In times of Coronavirus: UBI is an idea whose time has finally come

The solution to poverty is to abolish it directly by a now widely discussed measure: the guaranteed income. … We are likely to find that the problems of housing and education, instead of preceding the elimination of poverty, will themselves be affected if poverty is first abolished.

Martin Luther King Jr., Where Do We Go From Here: Chaos or Community? (1968)

We hope this email finds you, and all those you care for, safe and well.

Many of us also have family, friends and colleagues in many different parts of the world and, coupled with the ever rising number of cases here in the UK/Europe/USA, the news about the spread of Coronavirus (COVID-19) across the global south, for many of us, will be even more worrying.
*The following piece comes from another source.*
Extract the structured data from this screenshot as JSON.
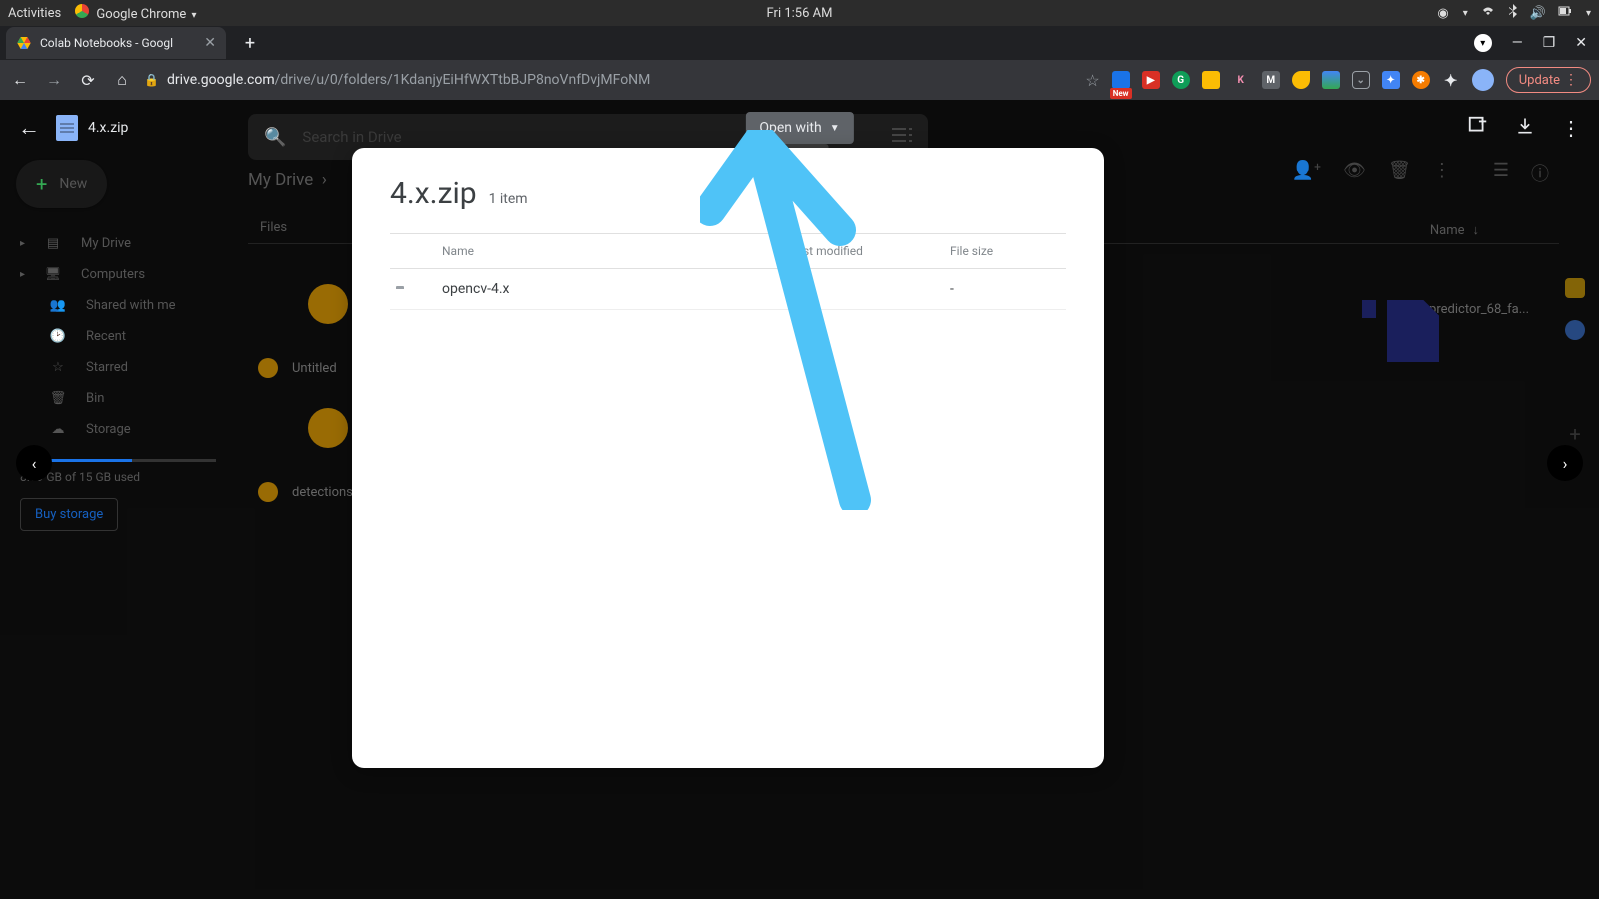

It is becoming more apparent with every passing day that the Coronavirus pandemic is holding a mirror up to every single aspect of human life and activity and that this scrutiny leaves much of humanity’s 21st century day to day behaviour sorely wanting. The ultimate damning evidence of this is the millions upon millions of our fellow sisters and brothers in the global south who don’t even have access to the basic protective shield of soap and water as this pandemic rages across the globe.

It’s not as if we didn’t know the system was long broken. We did. The evidence has been piling up for years and years. However, global inequality and the unstoppable ascendency of the tax evading greedy 1%; the harm of agribusiness and factory farming at one end and illegal poaching at the other; big pharma’s monopolies and the erosion of the primacy of publicly funded healthcare and research; and finally, ultimately, climate catastrophe; none of this was enough to force the hands of the political class, financial and corporate sectors to change course and ‘do the right thing’.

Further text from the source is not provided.